Everyone forgiven by God carries the memories of awful, shameful sin. Our past apart from Christ, whatever past we have, is dark enough to make any of us despair. And Satan fights hard to see that it does. He’s an accuser by vocation (Revelation 12:10). He wants us to forget all that would lift and satisfy our souls — and to remember anything that makes us question God’s love for us. And we each give him plenty to work with.
To defy him, we have to learn to forget what God has forgiven — like the loaves of bread the disciples left behind. We can’t let the sins of our past, or even the sins we’re presently battling, keep us from stepping forward, by the Spirit, into greater obedience and faithfulness today.
One way to forget the regrets that would undo us is to focus on what God has promised to those he has forgiven in Christ. “One thing I do: forgetting what lies behind and straining forward to what lies ahead, I press on toward the goal for the prize of the upward call of God in Christ Jesus.”
“The strength to endure imperfection comes from treasuring the one who died for our imperfection.”
What does lie ahead for the imperfect but forgiven? What is the prize of the upward call of God? The not-yet perfect apostle tells us earlier in the chapter, “I count everything as loss because of the surpassing worth of knowing Christ Jesus my Lord” (Philippians 3:8).

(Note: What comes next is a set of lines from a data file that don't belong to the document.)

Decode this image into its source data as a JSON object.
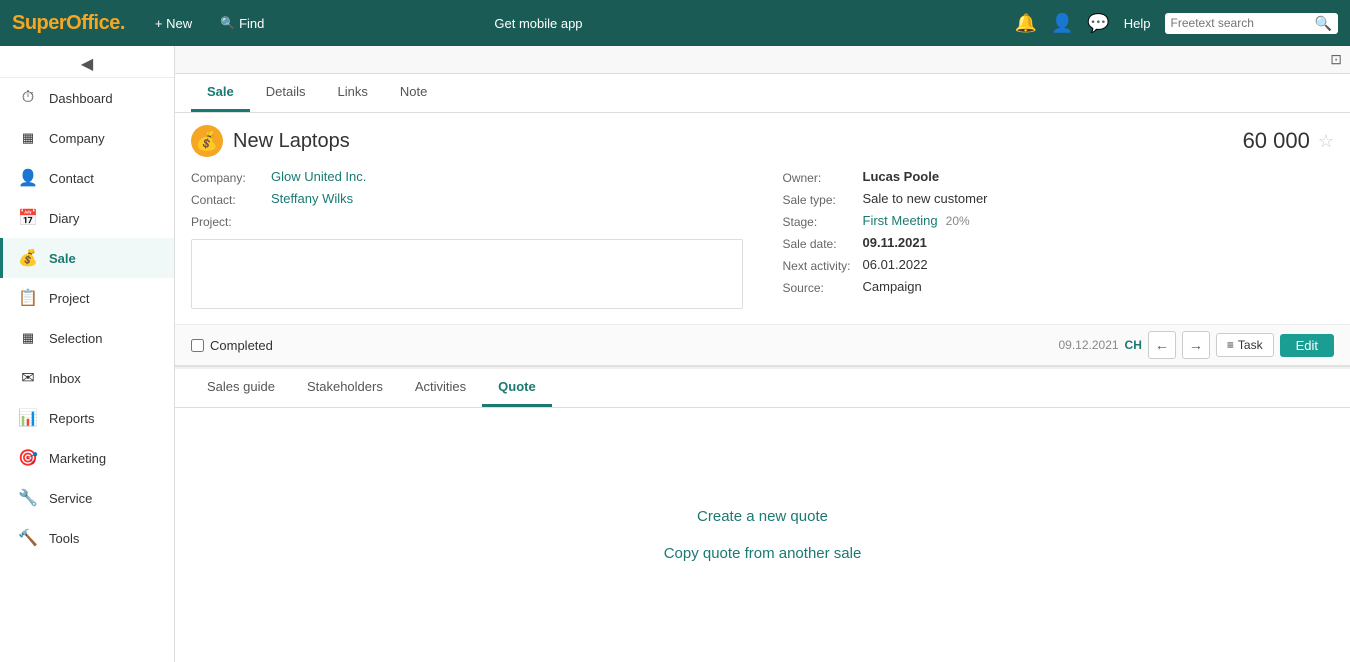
{
  "app": {
    "logo_text": "SuperOffice",
    "logo_dot": "."
  },
  "topnav": {
    "new_label": "+ New",
    "find_label": "Find",
    "mobile_app_label": "Get mobile app",
    "help_label": "Help",
    "search_placeholder": "Freetext search"
  },
  "sidebar": {
    "collapse_icon": "◀",
    "items": [
      {
        "id": "dashboard",
        "label": "Dashboard",
        "icon": "⏱",
        "active": false
      },
      {
        "id": "company",
        "label": "Company",
        "icon": "▦",
        "active": false
      },
      {
        "id": "contact",
        "label": "Contact",
        "icon": "👤",
        "active": false
      },
      {
        "id": "diary",
        "label": "Diary",
        "icon": "📅",
        "active": false
      },
      {
        "id": "sale",
        "label": "Sale",
        "icon": "💰",
        "active": true
      },
      {
        "id": "project",
        "label": "Project",
        "icon": "📋",
        "active": false
      },
      {
        "id": "selection",
        "label": "Selection",
        "icon": "▦",
        "active": false
      },
      {
        "id": "inbox",
        "label": "Inbox",
        "icon": "✉",
        "active": false
      },
      {
        "id": "reports",
        "label": "Reports",
        "icon": "📊",
        "active": false
      },
      {
        "id": "marketing",
        "label": "Marketing",
        "icon": "🎯",
        "active": false
      },
      {
        "id": "service",
        "label": "Service",
        "icon": "🔧",
        "active": false
      },
      {
        "id": "tools",
        "label": "Tools",
        "icon": "🔨",
        "active": false
      }
    ]
  },
  "upper_panel": {
    "tabs": [
      {
        "id": "sale",
        "label": "Sale",
        "active": true
      },
      {
        "id": "details",
        "label": "Details",
        "active": false
      },
      {
        "id": "links",
        "label": "Links",
        "active": false
      },
      {
        "id": "note",
        "label": "Note",
        "active": false
      }
    ],
    "sale": {
      "title": "New Laptops",
      "amount": "60 000",
      "star_icon": "☆",
      "company_label": "Company:",
      "company_value": "Glow United Inc.",
      "contact_label": "Contact:",
      "contact_value": "Steffany Wilks",
      "project_label": "Project:",
      "project_value": "",
      "owner_label": "Owner:",
      "owner_value": "Lucas Poole",
      "sale_type_label": "Sale type:",
      "sale_type_value": "Sale to new customer",
      "stage_label": "Stage:",
      "stage_value": "First Meeting",
      "stage_pct": "20%",
      "sale_date_label": "Sale date:",
      "sale_date_value": "09.11.2021",
      "next_activity_label": "Next activity:",
      "next_activity_value": "06.01.2022",
      "source_label": "Source:",
      "source_value": "Campaign",
      "description_placeholder": ""
    },
    "bottom_bar": {
      "completed_label": "Completed",
      "date": "09.12.2021",
      "badge": "CH",
      "prev_icon": "←",
      "next_icon": "→",
      "task_icon": "≡",
      "task_label": "Task",
      "edit_label": "Edit"
    }
  },
  "lower_panel": {
    "tabs": [
      {
        "id": "sales-guide",
        "label": "Sales guide",
        "active": false
      },
      {
        "id": "stakeholders",
        "label": "Stakeholders",
        "active": false
      },
      {
        "id": "activities",
        "label": "Activities",
        "active": false
      },
      {
        "id": "quote",
        "label": "Quote",
        "active": true
      }
    ],
    "quote": {
      "create_label": "Create a new quote",
      "copy_label": "Copy quote from another sale"
    }
  }
}
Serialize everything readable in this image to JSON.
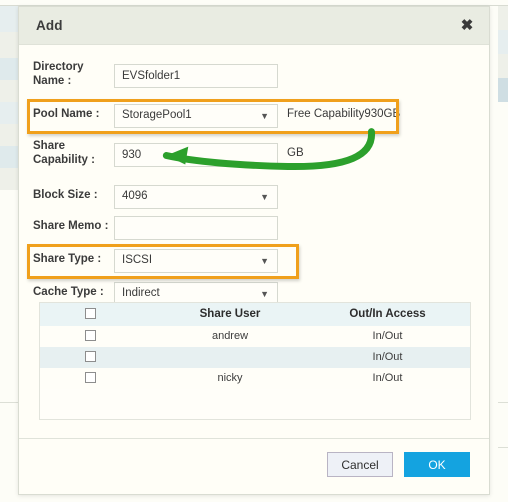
{
  "dialog": {
    "title": "Add",
    "close_icon": "close-icon"
  },
  "form": {
    "fields": [
      {
        "key": "directory_name",
        "label": "Directory\nName :",
        "label_line1": "Directory",
        "label_line2": "Name :",
        "control": "text",
        "value": "EVSfolder1",
        "suffix": ""
      },
      {
        "key": "pool_name",
        "label": "Pool Name :",
        "control": "select",
        "value": "StoragePool1",
        "suffix": "Free Capability930GB",
        "highlighted": true
      },
      {
        "key": "share_capability",
        "label_line1": "Share",
        "label_line2": "Capability :",
        "control": "text",
        "value": "930",
        "suffix": "GB"
      },
      {
        "key": "block_size",
        "label": "Block Size :",
        "control": "select",
        "value": "4096",
        "suffix": ""
      },
      {
        "key": "share_memo",
        "label": "Share Memo :",
        "control": "text",
        "value": "",
        "suffix": ""
      },
      {
        "key": "share_type",
        "label": "Share Type :",
        "control": "select",
        "value": "ISCSI",
        "suffix": "",
        "highlighted": true
      },
      {
        "key": "cache_type",
        "label": "Cache Type :",
        "control": "select",
        "value": "Indirect",
        "suffix": ""
      }
    ],
    "caret_glyph": "▼"
  },
  "share_table": {
    "columns": [
      "",
      "Share User",
      "Out/In Access"
    ],
    "rows": [
      {
        "checked": false,
        "user": "andrew",
        "access": "In/Out"
      },
      {
        "checked": false,
        "user": "",
        "access": "In/Out"
      },
      {
        "checked": false,
        "user": "nicky",
        "access": "In/Out"
      }
    ]
  },
  "footer": {
    "cancel_label": "Cancel",
    "ok_label": "OK"
  },
  "annotations": {
    "highlight_color": "#f0a01c",
    "arrow_color": "#2ca02c",
    "arrow_from": "Free Capability930GB",
    "arrow_to": "930"
  },
  "theme": {
    "header_bg": "#e9ece2",
    "body_bg": "#fffef7",
    "ok_button_bg": "#14a3e0",
    "table_header_bg": "#eaf4f5",
    "table_alt_row_bg": "#e7f0f1"
  }
}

Knowing Jesus is the blazing fire under Paul’s persistent pursuit of holiness. Every other prize pales next to having him. Christ himself is the prize of the Christian life, the one reward worth all our obedience and sacrifice, our pearl of great price. The strength to endure imperfection comes from treasuring the one who died for our imperfection.

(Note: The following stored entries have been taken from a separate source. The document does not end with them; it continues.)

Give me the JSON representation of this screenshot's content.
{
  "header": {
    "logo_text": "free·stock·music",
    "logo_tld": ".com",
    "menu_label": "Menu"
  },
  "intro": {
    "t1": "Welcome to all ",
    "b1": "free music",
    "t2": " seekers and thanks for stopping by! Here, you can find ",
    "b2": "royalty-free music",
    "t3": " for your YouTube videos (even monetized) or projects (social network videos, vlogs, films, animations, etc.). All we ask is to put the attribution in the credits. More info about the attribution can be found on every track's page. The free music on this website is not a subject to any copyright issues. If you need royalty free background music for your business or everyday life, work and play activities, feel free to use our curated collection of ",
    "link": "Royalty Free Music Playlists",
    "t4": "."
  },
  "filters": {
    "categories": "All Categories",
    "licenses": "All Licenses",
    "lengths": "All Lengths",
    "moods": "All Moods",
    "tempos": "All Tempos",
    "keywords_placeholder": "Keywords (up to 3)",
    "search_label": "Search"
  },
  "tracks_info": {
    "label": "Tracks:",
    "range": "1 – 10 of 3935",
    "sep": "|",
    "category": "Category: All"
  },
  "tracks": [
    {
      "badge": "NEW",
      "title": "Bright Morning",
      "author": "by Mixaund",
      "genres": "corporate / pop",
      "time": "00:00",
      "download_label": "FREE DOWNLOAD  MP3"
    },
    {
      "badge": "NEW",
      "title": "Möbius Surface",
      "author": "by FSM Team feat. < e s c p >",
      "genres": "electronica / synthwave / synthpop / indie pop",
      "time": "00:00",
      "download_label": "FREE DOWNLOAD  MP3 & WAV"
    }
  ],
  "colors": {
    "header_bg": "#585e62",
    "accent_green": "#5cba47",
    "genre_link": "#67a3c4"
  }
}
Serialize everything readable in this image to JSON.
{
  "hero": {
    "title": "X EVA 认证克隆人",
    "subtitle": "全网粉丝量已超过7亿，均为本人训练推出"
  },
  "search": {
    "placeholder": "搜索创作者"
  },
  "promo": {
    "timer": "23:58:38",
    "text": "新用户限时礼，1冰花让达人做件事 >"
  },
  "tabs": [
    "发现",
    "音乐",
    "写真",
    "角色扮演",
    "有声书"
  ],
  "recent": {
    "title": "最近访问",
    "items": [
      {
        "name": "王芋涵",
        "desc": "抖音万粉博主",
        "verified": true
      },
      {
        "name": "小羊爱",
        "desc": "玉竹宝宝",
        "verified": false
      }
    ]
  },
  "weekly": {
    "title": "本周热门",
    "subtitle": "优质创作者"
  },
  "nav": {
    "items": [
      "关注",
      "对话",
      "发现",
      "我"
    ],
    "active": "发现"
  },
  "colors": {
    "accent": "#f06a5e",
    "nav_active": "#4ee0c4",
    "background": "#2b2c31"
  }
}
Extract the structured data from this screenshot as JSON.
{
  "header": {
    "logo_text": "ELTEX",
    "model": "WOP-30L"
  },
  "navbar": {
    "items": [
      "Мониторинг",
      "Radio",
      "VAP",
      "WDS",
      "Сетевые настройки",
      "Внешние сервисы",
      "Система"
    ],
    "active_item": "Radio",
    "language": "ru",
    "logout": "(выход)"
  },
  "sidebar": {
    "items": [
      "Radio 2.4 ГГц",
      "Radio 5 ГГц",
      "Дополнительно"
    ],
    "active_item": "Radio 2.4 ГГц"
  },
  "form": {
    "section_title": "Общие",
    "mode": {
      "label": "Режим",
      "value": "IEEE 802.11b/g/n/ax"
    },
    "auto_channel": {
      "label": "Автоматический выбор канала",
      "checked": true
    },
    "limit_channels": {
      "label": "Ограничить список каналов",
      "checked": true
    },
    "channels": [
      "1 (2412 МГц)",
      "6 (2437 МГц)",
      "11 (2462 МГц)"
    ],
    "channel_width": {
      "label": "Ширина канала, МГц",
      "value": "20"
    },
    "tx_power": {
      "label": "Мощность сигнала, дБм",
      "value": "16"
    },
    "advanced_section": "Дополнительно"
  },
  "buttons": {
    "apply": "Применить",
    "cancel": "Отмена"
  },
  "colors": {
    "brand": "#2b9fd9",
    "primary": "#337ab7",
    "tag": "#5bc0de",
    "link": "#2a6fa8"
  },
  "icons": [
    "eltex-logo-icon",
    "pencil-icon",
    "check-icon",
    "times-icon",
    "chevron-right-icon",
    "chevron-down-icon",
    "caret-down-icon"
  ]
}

Can we not bear imperfection a little longer, and keep battling our remaining sin a little longer, if we know that at the end of our short, hard race here on earth is fullness of joy and pleasures forevermore (Psalm 16:11) — a wreath that will always satisfy and never perish (1 Corinthians 9:24–25)?
Christ Made You His Own
A third life-changing mindset, and the most crucial, is hiding in verse 14: “I press on toward the goal for the prize of the upward call of God in Christ Jesus.” Two verses earlier, he says, “I press on to make it my own, because Christ Jesus has made me his own.” The redeemed life of imperfection is a captured life of imperfection.
We can keep striving to lay hold of holiness only because we know that Holiness himself has laid hold of us — and he will never let go. If you belong to him, your imperfections are imperfections purchased and cleansed by the blood of Jesus. Any not-yet-ness you find in yourself is an opportunity to remember what he paid to make you his own — as you are, sins and all — and to remember that everything ugly about you, your sins and all, will one day be made whiter than snow and brighter than the sun.
“To be sure, you are not what you will be, but even as you are, Christ has made you his own.”
In the next verse, verse 15, the apostle writes, “Let those of us who are mature” — or “perfect,” same root word as in verse 12: “Not that I have already obtained this or am already perfect” — “Let those of us who are mature think this way, and if in anything you think otherwise, God will reveal that also to you” (Philippians 3:15). In other words, let those of you who are complete in Christ know you are incomplete. Let those of you who are mature know you are imperfect — and chosen, and bought, and captured, and loved. To be sure, you are not what you will be, but even as you are, Christ has made you his own.
So press through your imperfections into holiness, forgetting what lies behind and pressing forward toward all that lies ahead, so that you might experience and enjoy more of Jesus.